India's capital New Delhi has been reporting acute shortage in oxygen supplies for days as as hospitals and health care infrastructure buckles under a sweeping second wave of the coronavirus pandemic. A Delhi doctor says the situation is "quite bad" due to a "surplus of patients."

"There is quite a big influx of patients from not just nearby areas but from other states as well. That's why it's just overwhelming," said Dr. Abhinav Guliani of Sir Ganga Ram Hospital in New Delhi. "It's the same state everywhere. There is a shortage of medical beds and there's a shortage of medical supplies — not because it's not there in plenty. It's because the sheer number of patients is just too much." 

Guliani, a pulmonologist, also explained that his hospital is about to run out of oxygen supply this weekend because "the requirement has more than doubled."

"Many hospitals do not have oxygen plants. So they have to get oxygen. So [the government] is rerouting the industrial oxygen and getting it to us but it does take a few days. So it should be there," he told CNN.

However, there are Covid-19-positive patients who are staying at home instead of admitting themselves into a hospital and they may find it hard to get an oxygen cylinder because of the spike in demand at hospitals, Dr. Guliani said. 

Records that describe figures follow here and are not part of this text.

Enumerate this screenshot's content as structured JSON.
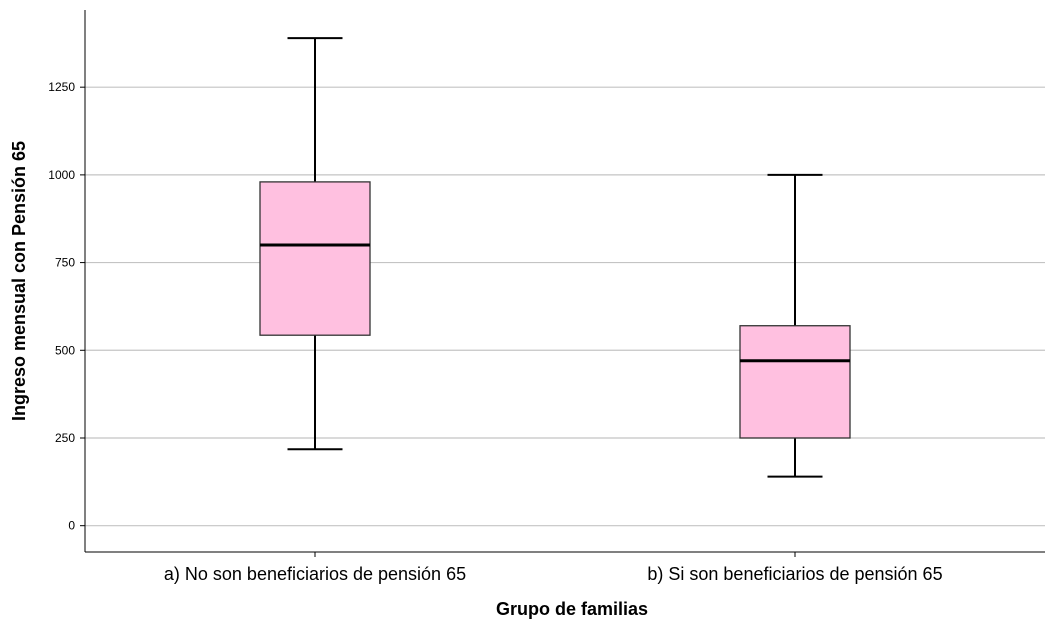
{
  "chart_data": {
    "type": "boxplot",
    "xlabel": "Grupo de familias",
    "ylabel": "Ingreso mensual con Pensión 65",
    "ylim": [
      -75,
      1470
    ],
    "yticks": [
      0,
      250,
      500,
      750,
      1000,
      1250
    ],
    "grid": true,
    "box_color": "#ffc0e0",
    "categories": [
      "a) No son beneficiarios de pensión 65",
      "b) Si son beneficiarios de pensión 65"
    ],
    "boxes": [
      {
        "category": "a) No son beneficiarios de pensión 65",
        "min": 218,
        "q1": 543,
        "median": 800,
        "q3": 980,
        "max": 1390
      },
      {
        "category": "b) Si son beneficiarios de pensión 65",
        "min": 140,
        "q1": 250,
        "median": 470,
        "q3": 570,
        "max": 1000
      }
    ]
  }
}
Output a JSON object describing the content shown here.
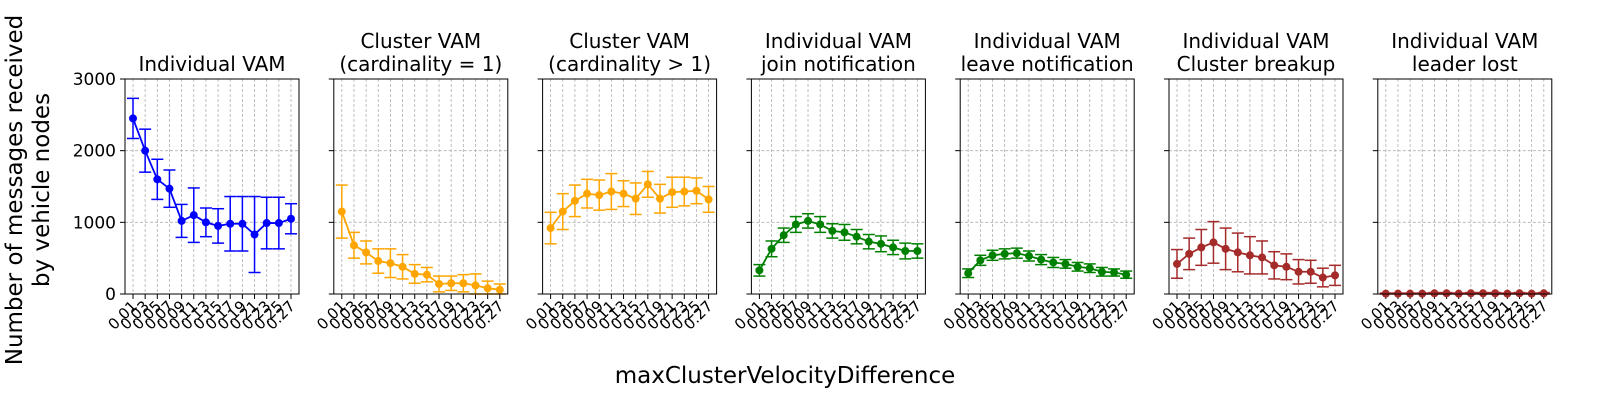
{
  "figure": {
    "ylabel_line1": "Number of messages received",
    "ylabel_line2": "by vehicle nodes",
    "xlabel": "maxClusterVelocityDifference"
  },
  "chart_data": [
    {
      "type": "line",
      "title_lines": [
        "Individual VAM"
      ],
      "color": "#0000ff",
      "x": [
        "0.01",
        "0.03",
        "0.05",
        "0.07",
        "0.09",
        "0.11",
        "0.13",
        "0.15",
        "0.17",
        "0.19",
        "0.21",
        "0.23",
        "0.25",
        "0.27"
      ],
      "values": [
        2450,
        2000,
        1600,
        1470,
        1020,
        1100,
        1000,
        950,
        980,
        980,
        830,
        990,
        990,
        1050
      ],
      "error": [
        280,
        300,
        280,
        260,
        230,
        380,
        200,
        240,
        380,
        380,
        530,
        360,
        360,
        210
      ],
      "ylim": [
        0,
        3000
      ],
      "yticks": [
        0,
        1000,
        2000,
        3000
      ]
    },
    {
      "type": "line",
      "title_lines": [
        "Cluster VAM",
        "(cardinality = 1)"
      ],
      "color": "#ffa500",
      "x": [
        "0.01",
        "0.03",
        "0.05",
        "0.07",
        "0.09",
        "0.11",
        "0.13",
        "0.15",
        "0.17",
        "0.19",
        "0.21",
        "0.23",
        "0.25",
        "0.27"
      ],
      "values": [
        1150,
        680,
        580,
        460,
        430,
        380,
        280,
        270,
        140,
        150,
        150,
        120,
        80,
        60
      ],
      "error": [
        370,
        180,
        160,
        170,
        200,
        170,
        130,
        100,
        110,
        100,
        120,
        160,
        100,
        80
      ],
      "ylim": [
        0,
        3000
      ],
      "yticks": [
        0,
        1000,
        2000,
        3000
      ]
    },
    {
      "type": "line",
      "title_lines": [
        "Cluster VAM",
        "(cardinality > 1)"
      ],
      "color": "#ffa500",
      "x": [
        "0.01",
        "0.03",
        "0.05",
        "0.07",
        "0.09",
        "0.11",
        "0.13",
        "0.15",
        "0.17",
        "0.19",
        "0.21",
        "0.23",
        "0.25",
        "0.27"
      ],
      "values": [
        920,
        1150,
        1300,
        1400,
        1380,
        1430,
        1400,
        1330,
        1530,
        1330,
        1420,
        1430,
        1440,
        1320
      ],
      "error": [
        220,
        250,
        220,
        200,
        210,
        250,
        180,
        220,
        180,
        200,
        210,
        200,
        180,
        180
      ],
      "ylim": [
        0,
        3000
      ],
      "yticks": [
        0,
        1000,
        2000,
        3000
      ]
    },
    {
      "type": "line",
      "title_lines": [
        "Individual VAM",
        "join notification"
      ],
      "color": "#008000",
      "x": [
        "0.01",
        "0.03",
        "0.05",
        "0.07",
        "0.09",
        "0.11",
        "0.13",
        "0.15",
        "0.17",
        "0.19",
        "0.21",
        "0.23",
        "0.25",
        "0.27"
      ],
      "values": [
        330,
        630,
        820,
        970,
        1020,
        970,
        880,
        860,
        800,
        730,
        700,
        650,
        600,
        600
      ],
      "error": [
        80,
        110,
        100,
        110,
        100,
        110,
        100,
        110,
        100,
        100,
        110,
        100,
        110,
        100
      ],
      "ylim": [
        0,
        3000
      ],
      "yticks": [
        0,
        1000,
        2000,
        3000
      ]
    },
    {
      "type": "line",
      "title_lines": [
        "Individual VAM",
        "leave notification"
      ],
      "color": "#008000",
      "x": [
        "0.01",
        "0.03",
        "0.05",
        "0.07",
        "0.09",
        "0.11",
        "0.13",
        "0.15",
        "0.17",
        "0.19",
        "0.21",
        "0.23",
        "0.25",
        "0.27"
      ],
      "values": [
        290,
        470,
        540,
        560,
        570,
        530,
        480,
        440,
        420,
        380,
        360,
        310,
        300,
        270
      ],
      "error": [
        60,
        70,
        70,
        70,
        70,
        70,
        70,
        70,
        60,
        60,
        60,
        60,
        50,
        50
      ],
      "ylim": [
        0,
        3000
      ],
      "yticks": [
        0,
        1000,
        2000,
        3000
      ]
    },
    {
      "type": "line",
      "title_lines": [
        "Individual VAM",
        "Cluster breakup"
      ],
      "color": "#a52a2a",
      "x": [
        "0.01",
        "0.03",
        "0.05",
        "0.07",
        "0.09",
        "0.11",
        "0.13",
        "0.15",
        "0.17",
        "0.19",
        "0.21",
        "0.23",
        "0.25",
        "0.27"
      ],
      "values": [
        420,
        560,
        650,
        720,
        630,
        580,
        540,
        510,
        400,
        380,
        310,
        310,
        230,
        260
      ],
      "error": [
        200,
        220,
        250,
        290,
        290,
        270,
        260,
        230,
        190,
        180,
        170,
        160,
        130,
        140
      ],
      "ylim": [
        0,
        3000
      ],
      "yticks": [
        0,
        1000,
        2000,
        3000
      ]
    },
    {
      "type": "line",
      "title_lines": [
        "Individual VAM",
        "leader lost"
      ],
      "color": "#a52a2a",
      "x": [
        "0.01",
        "0.03",
        "0.05",
        "0.07",
        "0.09",
        "0.11",
        "0.13",
        "0.15",
        "0.17",
        "0.19",
        "0.21",
        "0.23",
        "0.25",
        "0.27"
      ],
      "values": [
        5,
        5,
        5,
        5,
        10,
        10,
        5,
        10,
        10,
        10,
        5,
        10,
        5,
        10
      ],
      "error": [
        8,
        8,
        8,
        8,
        10,
        10,
        8,
        10,
        10,
        10,
        8,
        10,
        8,
        10
      ],
      "ylim": [
        0,
        3000
      ],
      "yticks": [
        0,
        1000,
        2000,
        3000
      ]
    }
  ]
}
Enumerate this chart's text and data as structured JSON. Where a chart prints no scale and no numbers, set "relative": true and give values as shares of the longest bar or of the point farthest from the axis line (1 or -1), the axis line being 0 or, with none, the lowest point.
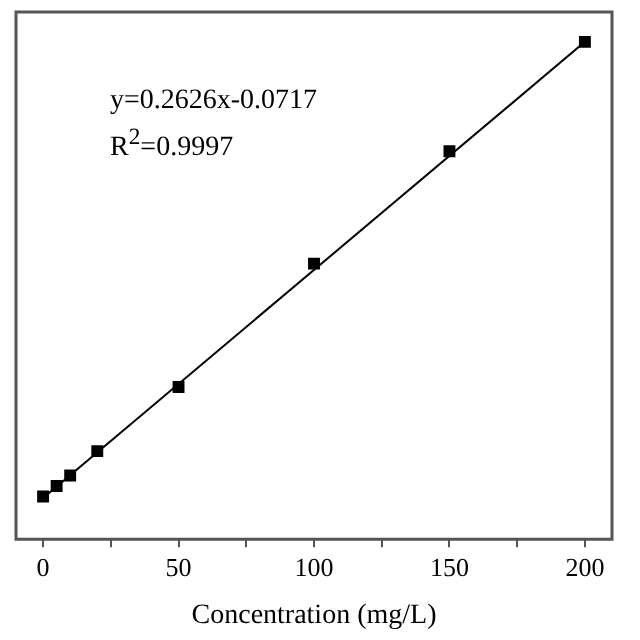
{
  "chart_data": {
    "type": "scatter",
    "relative": true,
    "xlabel": "Concentration (mg/L)",
    "xlim": [
      -10,
      210
    ],
    "xticks": [
      0,
      {
        "value": 25,
        "label": null
      },
      50,
      {
        "value": 75,
        "label": null
      },
      100,
      {
        "value": 125,
        "label": null
      },
      150,
      {
        "value": 175,
        "label": null
      },
      200
    ],
    "grid": false,
    "legend": false,
    "annotations": [
      "y=0.2626x-0.0717",
      "R$^{2}$=0.9997"
    ],
    "series": [
      {
        "marker": "square",
        "color": "#000000",
        "x": [
          0,
          5,
          10,
          20,
          50,
          100,
          150,
          200
        ],
        "values": [
          0.086,
          0.107,
          0.128,
          0.177,
          0.306,
          0.554,
          0.78,
          1.0
        ]
      },
      {
        "type": "line",
        "marker": "none",
        "color": "#000000",
        "x": [
          0,
          200
        ],
        "values": [
          0.083,
          1.0
        ]
      }
    ]
  }
}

These patients do not want to go to the hospitals because they are afraid and because emergency rooms are full right now, he added.

Watch the interview:

8:54 a.m. ET, April 26, 2021

Iran's Covid-19 death toll exceeds 70,000 as country battles fourth wave of pandemic

From CNN’s Ramin Mostaghim in Tehran

Relatives of a Covid-19 victim cover the body with soil at Benhesht-e-Masoumeh cemetery in Qom, Iran, on April 4.
Relatives of a Covid-19 victim cover the body with soil at Benhesht-e-Masoumeh cemetery in Qom, Iran, on April 4. Morteza Nikoubazl/NurPhoto/Getty Images

On Monday, Iran reported the highest single daily Covid-19 death toll since the beginning of the pandemic with 496 new deaths -- bringing the country's death total to 70,070. 

The Ministry of Health also reported 21,026 new daily coronavirus cases on Monday, bringing the country's total case load to 2,417,230. 

At least 5,244 patients remain hospitalized in ICU, it also reported. 

Iran is suffering a 4th wave of coronavirus, according to Iranian President Hassan Rouhani.  

Around 300 cities and towns across the country have been categorized as " red zones" and are in semi-lockdown, with non-essential businesses closed.